If you know of anyone who might like the challenge of having a woodworking article published please have them contact me. I’m always happy to work with them to give them tips on all the aspects of getting their work in print. And the chance to earn some money while doing so is sure to put a smile on any kid’s face.
Gone to the birds
Speaking of kids working wood, I’ve been talking with some of the organizers of the Canadian National Wildfowl Carving and Wood Art Competition, and they mentioned they received an entry from a young Canadian carver for their last show. Birds are obviously a serious challenge to carve, and for a less experienced carver to tackle a project like this is very impressive. The result is one I’d be exceptionally happy with, and I’ve been working wood for about twice as long as this entrant has been alive.

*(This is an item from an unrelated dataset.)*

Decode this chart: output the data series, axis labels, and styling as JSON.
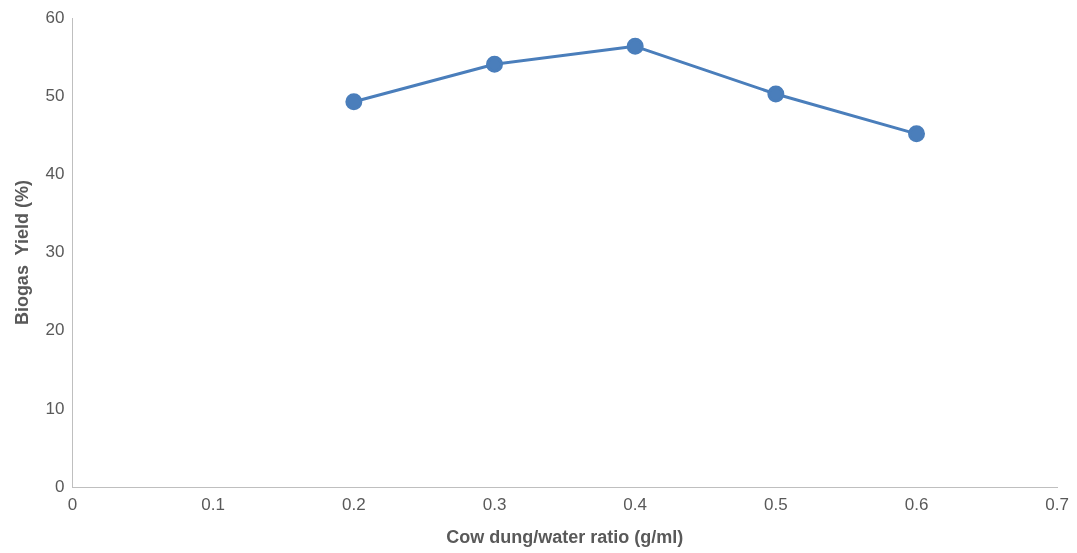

The carved head of the bird is especially incredible. To form a three-dimensional object like a bird’s head, with all its hills and valleys, and to make it look natural, is an impressive skill.
I did actually carve a loon when I was about 17 years old. I started with an example to work from, and it still looked questionable when I was done. I wish I still had it so I could share a photo of it. It was good for a first try, but it still lacked a whole lot. Carving in the round takes a lot of practice and skill. We’ll be including many of the award-winning carvings from the show in our Feb/Mar 2023 issue, but for now I’ll include one of the more impressive carvings here
This is a carved waterfowl made by a young Canadian carver that was entered in the recent Canadian National Wildfowl Carving and Wood Art Competition. The head shows great shape with lots of intricate details.
Just one of the many wonderfully carved birds in the show, this semi-palmated plover was carved by Jim Edsall, from Dartmouth, Nova Scotia.